Most of the East Bay Regional Parks’ many open-space stepchildren — isolated patches of protected land — offer a hiker views of roads and buildings at every bend of the trail. Like her sisters, Leona Canyon is entirely surrounded, but her little-used 1.4 mile main trail between steep hillsides cloaked in forest and chaparral feels isolated and serene.
This 290-acre preserve was saved in a 1970s deal with developers, and the south trailhead sits by condominiums atop a ridge of landfill that closed off a small creek and forced it into Oakland’s storm drains. The trail drops to skirt a small reedy pond where mallards dabble before following the nameless stream north up the canyon. Though shown as vernal on maps, it trickled through last year’s dry summer and supports lush growth of willows, horsetail, ferns, and poison oak. In places the branches of laurel, alder, and buckeye arch over the trail, and we saw flickers, phoebes, and three species of woodpeckers in one tall oak snag. We heard, but did not see, California quail, possibly because the sparse foot traffic here includes professional dog walkers escorting happy fleets of off-leash canines.

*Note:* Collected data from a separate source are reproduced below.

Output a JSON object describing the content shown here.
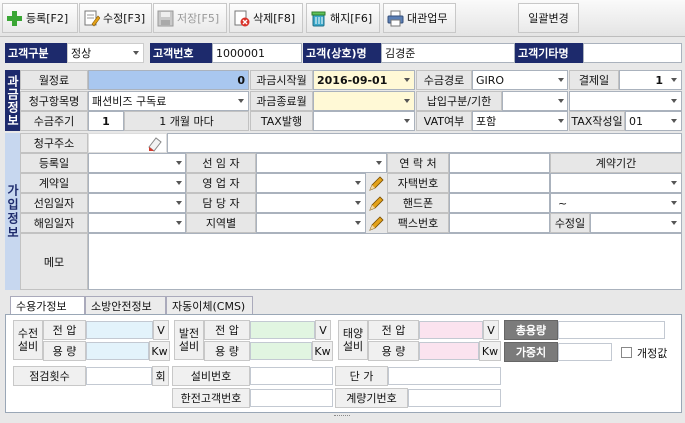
{
  "toolbar": {
    "register": "등록[F2]",
    "edit": "수정[F3]",
    "save": "저장[F5]",
    "delete": "삭제[F8]",
    "cancel": "해지[F6]",
    "print": "대관업무",
    "bulk": "일괄변경"
  },
  "header": {
    "cust_type_label": "고객구분",
    "cust_type_value": "정상",
    "cust_no_label": "고객번호",
    "cust_no_value": "1000001",
    "cust_name_label": "고객(상호)명",
    "cust_name_value": "김경준",
    "cust_other_label": "고객기타명",
    "cust_other_value": ""
  },
  "billing": {
    "side_label": "과금정보",
    "monthly_fee_label": "월정료",
    "monthly_fee_value": "0",
    "bill_start_label": "과금시작월",
    "bill_start_value": "2016-09-01",
    "collect_route_label": "수금경로",
    "collect_route_value": "GIRO",
    "pay_day_label": "결제일",
    "pay_day_value": "1",
    "bill_item_label": "청구항목명",
    "bill_item_value": "패션비즈 구독료",
    "bill_end_label": "과금종료월",
    "bill_end_value": "",
    "pay_type_label": "납입구분/기한",
    "pay_type_value": "",
    "pay_deadline_value": "",
    "cycle_label": "수금주기",
    "cycle_value": "1",
    "cycle_unit": "1 개월 마다",
    "tax_issue_label": "TAX발행",
    "tax_issue_value": "",
    "vat_label": "VAT여부",
    "vat_value": "포함",
    "tax_date_label": "TAX작성일",
    "tax_date_value": "01"
  },
  "join": {
    "side_label": "가입정보",
    "bill_addr_label": "청구주소",
    "bill_addr_value": "",
    "reg_date_label": "등록일",
    "reg_date_value": "",
    "prev_person_label": "선 임 자",
    "prev_person_value": "",
    "contact_label": "연 락 처",
    "contact_value": "",
    "contract_period_label": "계약기간",
    "contract_date_label": "계약일",
    "contract_date_value": "",
    "sales_label": "영 업 자",
    "sales_value": "",
    "home_phone_label": "자택번호",
    "home_phone_value": "",
    "prev_date_label": "선임일자",
    "prev_date_value": "",
    "manager_label": "담 당 자",
    "manager_value": "",
    "mobile_label": "핸드폰",
    "mobile_value": "",
    "period_sep": "~",
    "cancel_date_label": "해임일자",
    "cancel_date_value": "",
    "region_label": "지역별",
    "region_value": "",
    "fax_label": "팩스번호",
    "fax_value": "",
    "renew_label": "수정일",
    "renew_value": "",
    "memo_label": "메모",
    "memo_value": ""
  },
  "tabs": [
    "수용가정보",
    "소방안전정보",
    "자동이체(CMS)"
  ],
  "receiver": {
    "power_rx_label": "수전\n설비",
    "dev_label": "발전\n설비",
    "solar_label": "태양\n설비",
    "voltage_label": "전 압",
    "capacity_label": "용 량",
    "unit_v": "V",
    "unit_kw": "Kw",
    "total_cap_label": "총용량",
    "weight_label": "가중치",
    "revised_label": "개정값",
    "inspect_label": "점검횟수",
    "inspect_unit": "회",
    "equip_no_label": "설비번호",
    "unit_price_label": "단 가",
    "kepco_no_label": "한전고객번호",
    "meter_no_label": "계량기번호"
  }
}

Leona Trail starts off easy, but towards Merritt College it gets steep and steeper. Going off to the right at the midpoint is 0.7 mile Artemisia Trail, which climbs the east canyon wall, and is very steep until it levels off as it approaches the back yards of houses along Skyline Boulevard. Presumably 0.6 mile Pyrite Trail, heading off to the west, is similar; I mean to try it someday.
Details: To drive to the south end: from Keller Avenue east of I-580 in Oakland, turn left on Campus Drive, then right on Oaks Canyon to small parking lot (no designated parking). No fee, unless you start from Merritt College (AC Transit #54, or small parking fee; closed on weekends). Dogs and bikes are permitted, and you’ll meet quite a few of the former. A portable toilet at the Oaks Canyon entrance isn’t accessible, and there are no benches or picnic tables until at least a half mile out. Leona Trail’s north end is at Merritt College, where I’m sure you’d find accessible restrooms during open hours, but the trail at this end is steep indeed.